The clearest dichotomy in the two biggest EU powers is lack of understanding on how to deal with the authoritarian world. Merkel-led Germany likes to think of Russia as Europe’s real foe and of China as an overbearing trade partner at the most. So, you will see the Merkel administration relentlessly pushing for more and more sanctions against Russia, while Berlin tries to transform the paper Dragon through trade.
On the other hand, France thinks of China as a real enemy. French President Emmanuel Macron has even shown willingness to stitch an alliance with Indo-Pacific powers like India and Australia to check the Middle Kingdom’s disruptive rise. Also, unlike Merkel, the French President has favoured engagement with his Russian counterpart Vladimir Putin in order to reset Franco-Russian ties.
Apart from the authoritarian world, France and Germany still differ on how to deal with the radical threat next door posed by Turkey’s rabble-rouser President, Recep Tayyip Erdoğan. Macron wants to cut Ankara to size in all theatres of conflict such as the Eastern Mediterranean, Nagorno-Karabakh and Libya. In fact, Erdoğan and Macron are sworn enemies of each other.

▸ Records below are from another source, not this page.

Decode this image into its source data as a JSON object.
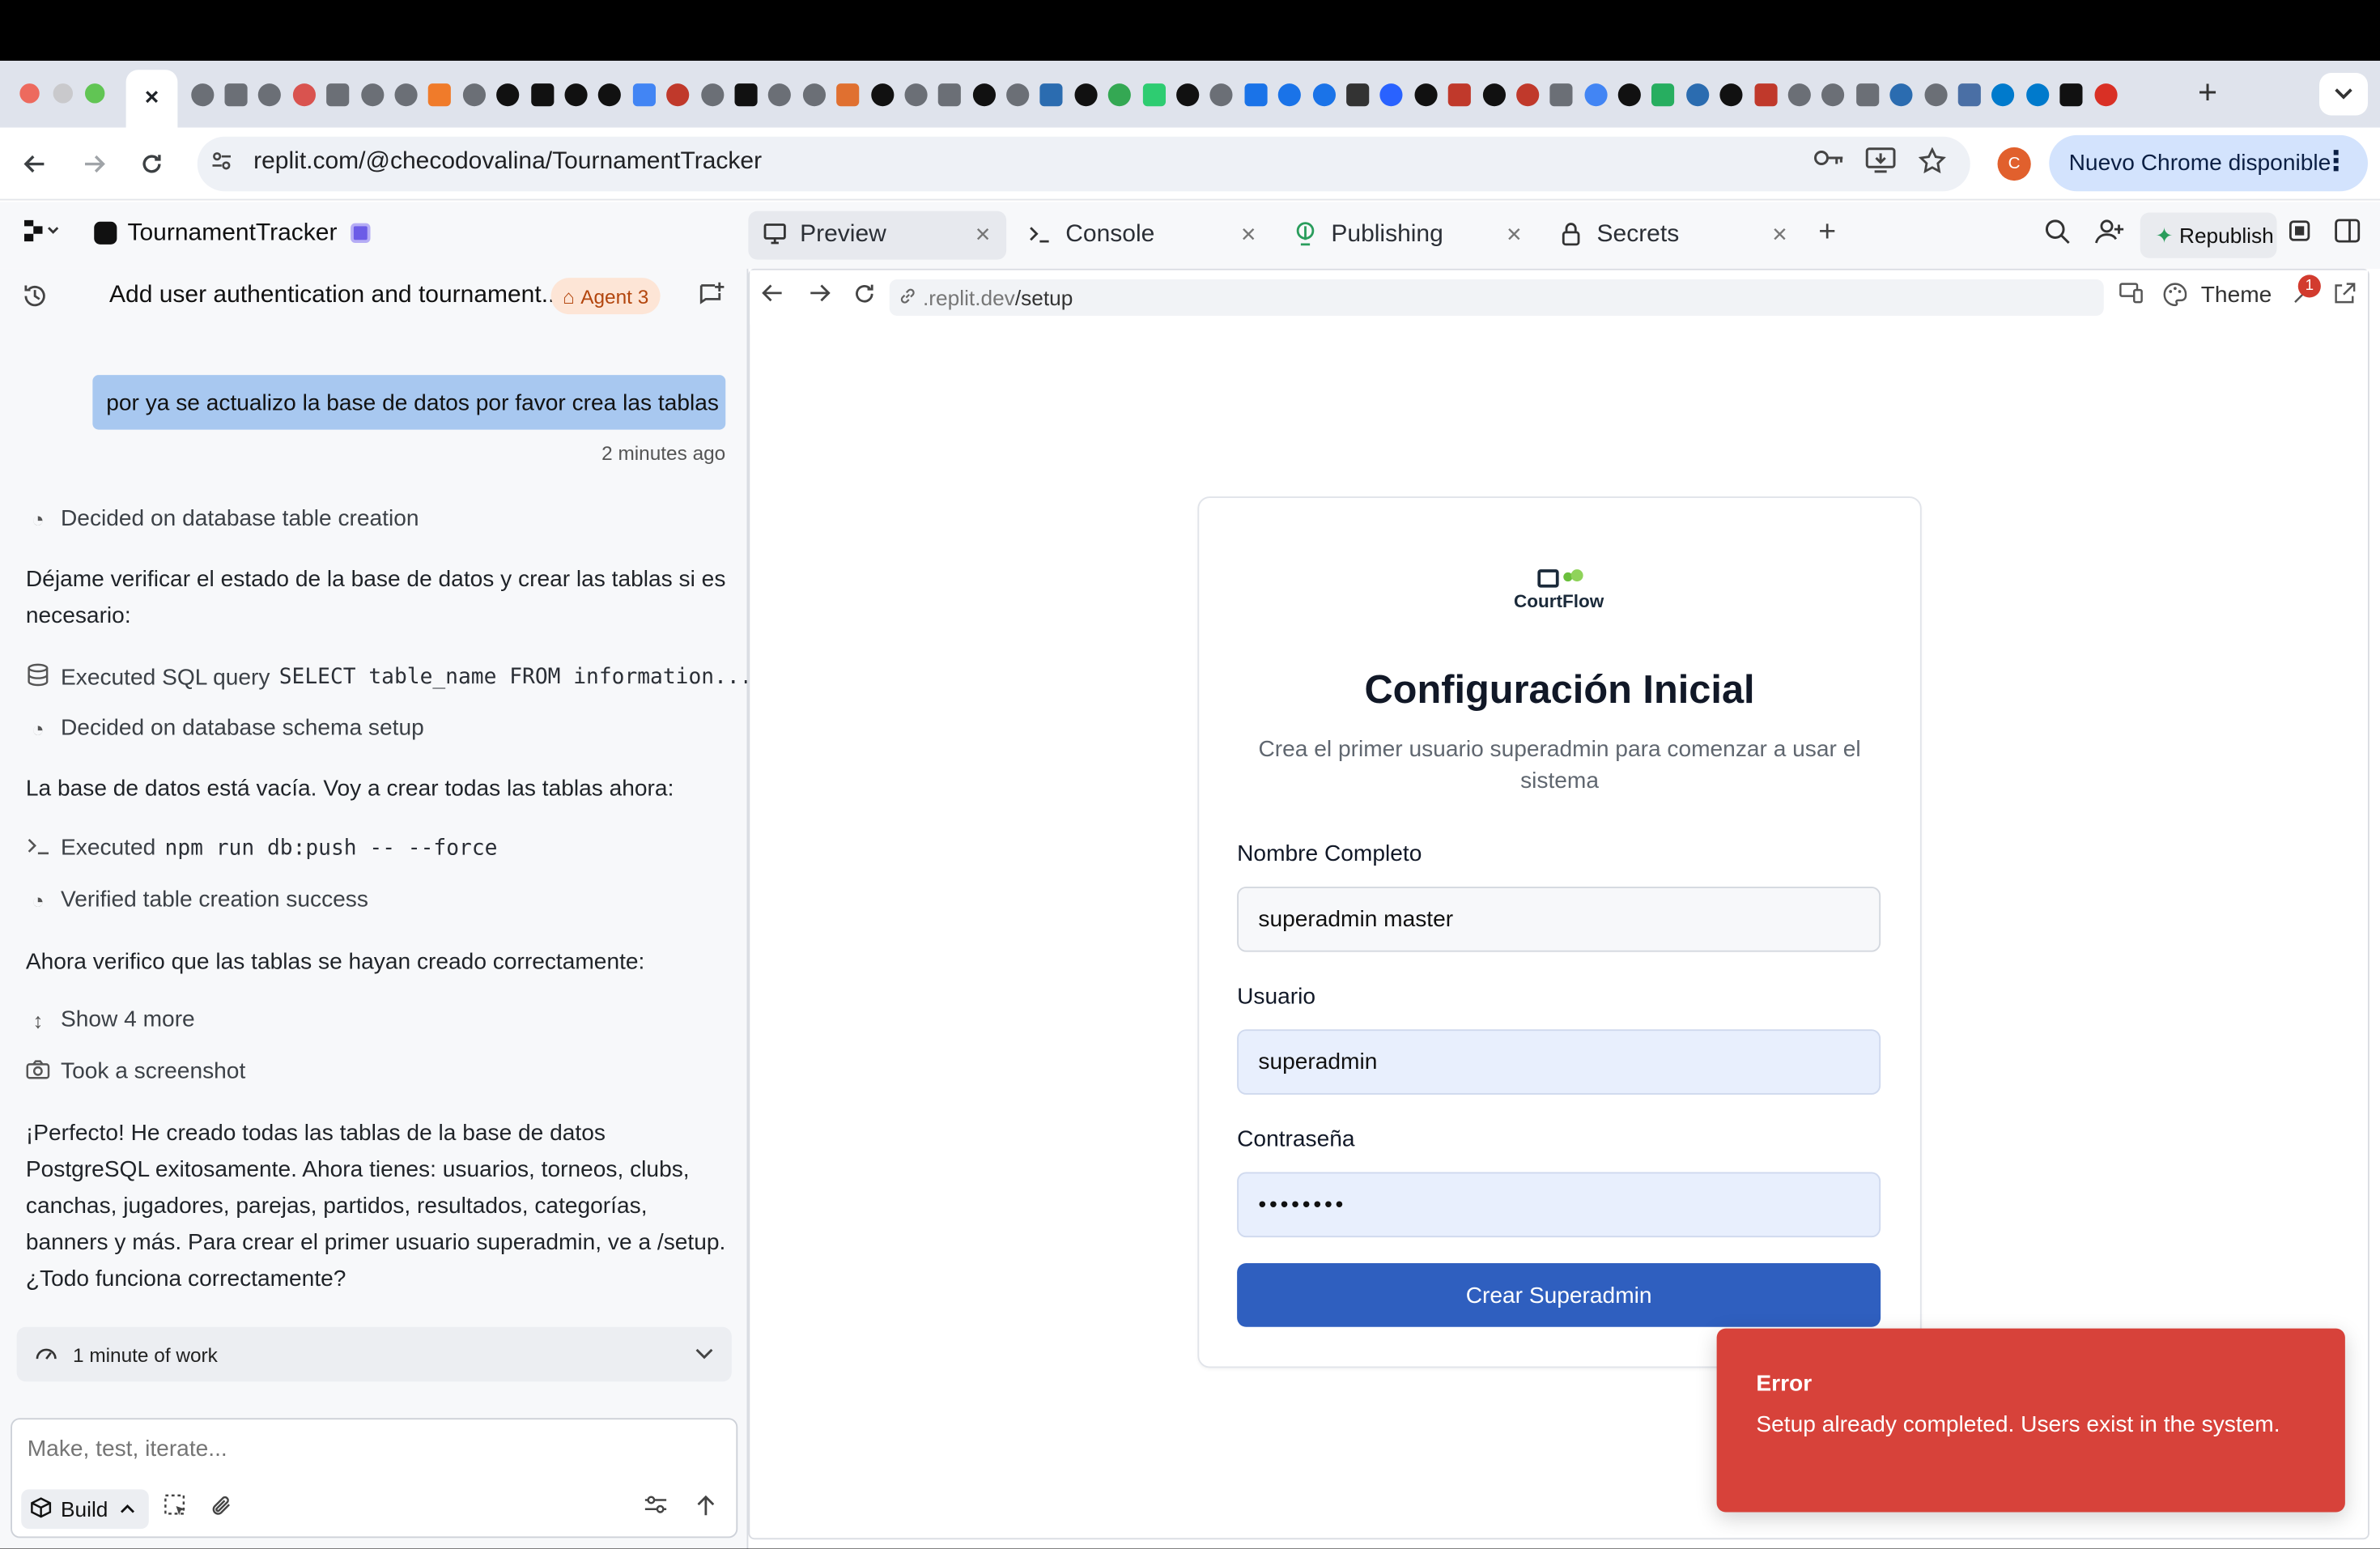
{
  "browser": {
    "active_tab_close": "×",
    "new_tab": "+",
    "url": "replit.com/@checodovalina/TournamentTracker",
    "profile_initial": "C",
    "update_button": "Nuevo Chrome disponible",
    "update_menu": "⋮"
  },
  "replit": {
    "app_name": "TournamentTracker",
    "tabs": [
      {
        "label": "Preview",
        "icon": "monitor-icon"
      },
      {
        "label": "Console",
        "icon": "terminal-icon"
      },
      {
        "label": "Publishing",
        "icon": "publish-icon"
      },
      {
        "label": "Secrets",
        "icon": "lock-icon"
      }
    ],
    "republish_label": "Republish"
  },
  "chat": {
    "title": "Add user authentication and tournament...",
    "agent_badge": "Agent 3",
    "user_message": "por ya se actualizo la base de datos por favor crea las tablas",
    "user_message_time": "2 minutes ago",
    "step1": "Decided on database table creation",
    "para1": "Déjame verificar el estado de la base de datos y crear las tablas si es necesario:",
    "step2_label": "Executed SQL query",
    "step2_code": "SELECT table_name FROM information...",
    "step3": "Decided on database schema setup",
    "para2": "La base de datos está vacía. Voy a crear todas las tablas ahora:",
    "step4_label": "Executed",
    "step4_code": "npm run db:push -- --force",
    "step5": "Verified table creation success",
    "para3": "Ahora verifico que las tablas se hayan creado correctamente:",
    "show_more": "Show 4 more",
    "step6": "Took a screenshot",
    "para4": "¡Perfecto! He creado todas las tablas de la base de datos PostgreSQL exitosamente. Ahora tienes: usuarios, torneos, clubs, canchas, jugadores, parejas, partidos, resultados, categorías, banners y más. Para crear el primer usuario superadmin, ve a /setup. ¿Todo funciona correctamente?",
    "work_summary": "1 minute of work",
    "input_placeholder": "Make, test, iterate...",
    "build_label": "Build"
  },
  "preview": {
    "url_host": ".replit.dev",
    "url_path": "/setup",
    "theme_label": "Theme",
    "notification_count": "1",
    "brand_name": "CourtFlow",
    "title": "Configuración Inicial",
    "subtitle": "Crea el primer usuario superadmin para comenzar a usar el sistema",
    "fields": [
      {
        "label": "Nombre Completo",
        "value": "superadmin master"
      },
      {
        "label": "Usuario",
        "value": "superadmin"
      },
      {
        "label": "Contraseña",
        "value": "••••••••"
      }
    ],
    "submit_label": "Crear Superadmin"
  },
  "toast": {
    "title": "Error",
    "message": "Setup already completed. Users exist in the system."
  },
  "colors": {
    "primary_button": "#2f5fbf",
    "toast_error": "#d7423a",
    "user_bubble": "#a8c8f0",
    "agent_badge": "#fde5d6"
  }
}
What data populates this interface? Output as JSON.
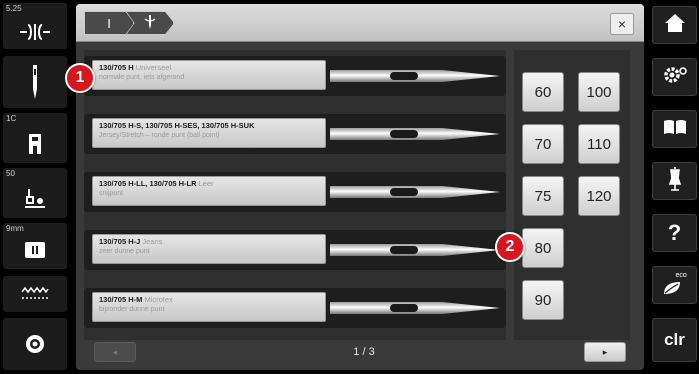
{
  "left_sidebar": {
    "items": [
      {
        "label": "5.25",
        "icon": "stitch-width-icon"
      },
      {
        "label": "",
        "icon": "needle-icon"
      },
      {
        "label": "1C",
        "icon": "presser-foot-icon"
      },
      {
        "label": "50",
        "icon": "thread-tension-icon"
      },
      {
        "label": "9mm",
        "icon": "stitch-plate-icon"
      },
      {
        "label": "",
        "icon": "stitch-pattern-icon"
      },
      {
        "label": "",
        "icon": "bobbin-icon"
      }
    ]
  },
  "topbar": {
    "breadcrumbs": [
      "I",
      "needle"
    ],
    "close_label": "×"
  },
  "needles": [
    {
      "name": "130/705 H",
      "type": "Universeel",
      "desc": "normale punt, iets afgerond"
    },
    {
      "name": "130/705 H-S, 130/705 H-SES, 130/705 H-SUK",
      "type": "",
      "desc": "Jersey/Stretch – ronde punt (ball point)"
    },
    {
      "name": "130/705 H-LL, 130/705 H-LR",
      "type": "Leer",
      "desc": "snijpunt"
    },
    {
      "name": "130/705 H-J",
      "type": "Jeans",
      "desc": "zeer dunne punt"
    },
    {
      "name": "130/705 H-M",
      "type": "Microtex",
      "desc": "bijzonder dunne punt"
    }
  ],
  "sizes": {
    "col1": [
      "60",
      "70",
      "75",
      "80",
      "90"
    ],
    "col2": [
      "100",
      "110",
      "120"
    ]
  },
  "pager": {
    "prev_label": "◂",
    "page_label": "1 / 3",
    "next_label": "▸"
  },
  "callouts": [
    "1",
    "2"
  ],
  "right_sidebar": {
    "items": [
      {
        "name": "home",
        "icon": "home-icon"
      },
      {
        "name": "setup",
        "icon": "setup-gear-icon"
      },
      {
        "name": "tutorial",
        "icon": "book-icon"
      },
      {
        "name": "sewing-consultant",
        "icon": "dress-form-icon"
      },
      {
        "name": "help",
        "icon": "help-icon",
        "label": "?"
      },
      {
        "name": "eco",
        "icon": "eco-leaf-icon",
        "label": "eco"
      },
      {
        "name": "clear",
        "icon": "clr-icon",
        "label": "clr"
      }
    ]
  },
  "colors": {
    "panel_bg": "#3a3a3a",
    "callout_red": "#d9161e",
    "button_light": "#e8e8e8"
  }
}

But Germany and Turkey seem to have a thing going for each other, though Berlin keeps releasing token statements criticising Turkey’s aggresive behaviour. Ankara has emerged as a real war-monger and its actions threaten even EU Member States like Greece and Cyprus. But Germany goes soft on Ankara. Recently, the Merkel administration even shot down a plea from Athens to impose an arms embargo on Turkey.
Greek Foreign Minister Nikos Dendias said, “Unfortunately, Germany’s soft approach to Turkey has failed […] Berlin’s policy towards Ankara can be described as ‘appeasement’. The Germans tried to appease the Turks and this did not succeed. This is clearly shown by the sailing of the Oruç Reis.”
In fact, Merkel and Macron also differ in their perception of Europe’s historical, transatlantic ally- the United States of America. Under Trump, the US kept moving away from the NATO and European allies towards the Indo-Pacific.
Now, it is unclear if there would be a reset in US-EU ties, in case Biden comes to power. Macron thinks that EU cannot go back to relying on the US under Biden. The French President said, “The United States will only respect us as allies if we are earnest, and if we are sovereign with respect to our defence.”
Germany however doesn’t seem to share this view. German Defence Minister Annegret Kramp-Karrenbauer opined that it is an “illusion” to think that the EU can replace Washington’s role in upholding European Continent’s security. Kramp-Karrenbauer’s remarks evoked a sharp response from Macron, who called German Defence Minister’s remarks a “historical misinterpretation.”
Germany and France did share a special relationship when the geopolitical circumstances created ample room for a common course of action between the two European powers. But now, Berlin and France are drifting apart. Macron and Merkel have managed to ensure that their differences don’t come out in the open. But it might be only a matter of time, when the Franco-German friendship becomes unsustainable and causes an irreparable rift in the great European project.